Malatya 3. Ağır Ceza Mahkemesi’ndeki Zirve Yayınevi cinayetlerine
ilişkin davanın 78. duruşmasının ikinci bölümünde ilginç diyaloglar
yaşandı.
Sanık Levent Ercan Gelegen: Avrupa İnsan Hakları Sözleşmesi ve
Anayasamızın 10. ve 20. maddesinde geçen özel hayatın gizliliğini
ihlal eden İlker Çınar, benim özel hayatımla ilgili çeşitli
iddialarda bulunmuştur. Suç duyurusunda bulunmasını istiyorum.
İlker Çınar, benimle Polatlı köyünde ne görüştüğünü, ne
konuştuğunu, ne yaptığını anlat. İhaneti bırak, her şeyi anlat.
Misyonerlerin seni 200 bin dolar karşılığında bir ev ve bir araba
ile ikna ettiği doğru mu? Benimle Polatlı köyünde görüşürken
işbirliği teklif ettin. Ama ben hain değilim. Hıristiyan olarak
yaşadığım 4 yıldan utanıyorum. Şuanda namaz kılmaya başladım.
İlker Çınar: Aynısını Mehmet Ülger’de iddia etti. Levent Ercan
Gelegen sende aynı ağızla konuşuyorsun.
Mahkeme Başkanı Hayrettin Kısa: Sen savunma yaparken ‘Ben
Hıristiyan’ım’ demedin mi?
Sanık Levent Ercan Gelegen: Hayır efendim, ben Mesih inancındayım
dedim.
Mahkeme Başkanı Hayrettin Kısa: Ne farkı var?

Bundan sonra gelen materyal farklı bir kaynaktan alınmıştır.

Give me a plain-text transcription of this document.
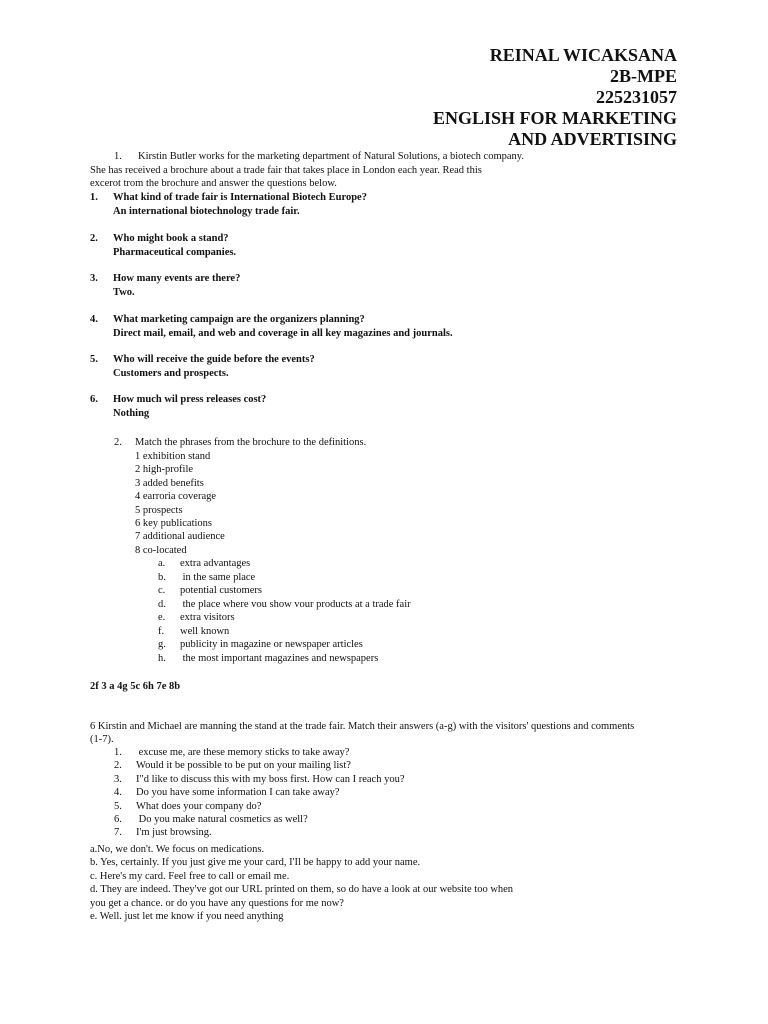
REINAL WICAKSANA
2B-MPE
225231057
ENGLISH FOR MARKETING
AND ADVERTISING
1. Kirstin Butler works for the marketing department of Natural Solutions, a biotech company.
She has received a brochure about a trade fair that takes place in London each year. Read this
excerot trom the brochure and answer the questions below.
1.	What kind of trade fair is International Biotech Europe?
An international biotechnology trade fair.
2.	Who might book a stand?
Pharmaceutical companies.
3.	How many events are there?
Two.
4.	What marketing campaign are the organizers planning?
Direct mail, email, and web and coverage in all key magazines and journals.
5.	Who will receive the guide before the events?
Customers and prospects.
6.	How much wil press releases cost?
Nothing
2. Match the phrases from the brochure to the definitions.
1 exhibition stand
2 high-profile
3 added benefits
4 earroria coverage
5 prospects
6 key publications
7 additional audience
8 co-located
a.	extra advantages
b.	in the same place
c.	potential customers
d.	the place where vou show vour products at a trade fair
e.	extra visitors
f.	well known
g.	publicity in magazine or newspaper articles
h.	the most important magazines and newspapers
2f 3 a 4g 5c 6h 7e 8b
6 Kirstin and Michael are manning the stand at the trade fair. Match their answers (a-g) with the visitors' questions and comments
(1-7).
1.	excuse me, are these memory sticks to take away?
2.	Would it be possible to be put on your mailing list?
3.	I"d like to discuss this with my boss first. How can I reach you?
4.	Do you have some information I can take away?
5.	What does your company do?
6.	Do you make natural cosmetics as well?
7.	I'm just browsing.
a.No, we don't. We focus on medications.
b. Yes, certainly. If you just give me your card, I'Il be happy to add your name.
c. Here's my card. Feel free to call or email me.
d. They are indeed. They've got our URL printed on them, so do have a look at our website too when
you get a chance. or do you have any questions for me now?
e. Well. just let me know if you need anything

Sanık Levent Ercan Gelegen: Mesih inancında olan bir kurtarıcı
bekler.
Mahkeme Başkanı Hayrettin Kısa: Sen hangi tarihlerde Hıristiyan
oldun, ne zaman Müslüman oldun?
Sanık Levent Ercan Gelegen: Elhamdülillah Müslüman’ım. 2001-2005
tarihleri arasında Hıristiyan’dım. 2005 yılından sonra
misyonerlerden uzaklaştım. 2008 yılından sonra dini inançlar
konusunda boşluğa düştüm. Cezaevine düştükten sonra 3 ay önce
cezaevine imam gelip gitmeye başladı. Bana yeniden bir şeyler
anlattı. Ben 3-5 ay önce Müslüman oldum.
Sanık Levent Ercan Gelegen: İfadenizde ‘Beni tehdit ettiler, akıllı
ol dediler. Akıllı ol terimi bir infaz terimidir’ dediniz. Mahkeme
huzurundaki ifadenizde ‘Levent aç gözünü, akıllı ol, bildiklerini
itiraf et’ dediniz. Bu ifade ile benim infazımı mı verdiniz? Siz
bir suç örgütü üyesi misiniz? Beni kim öldürecek?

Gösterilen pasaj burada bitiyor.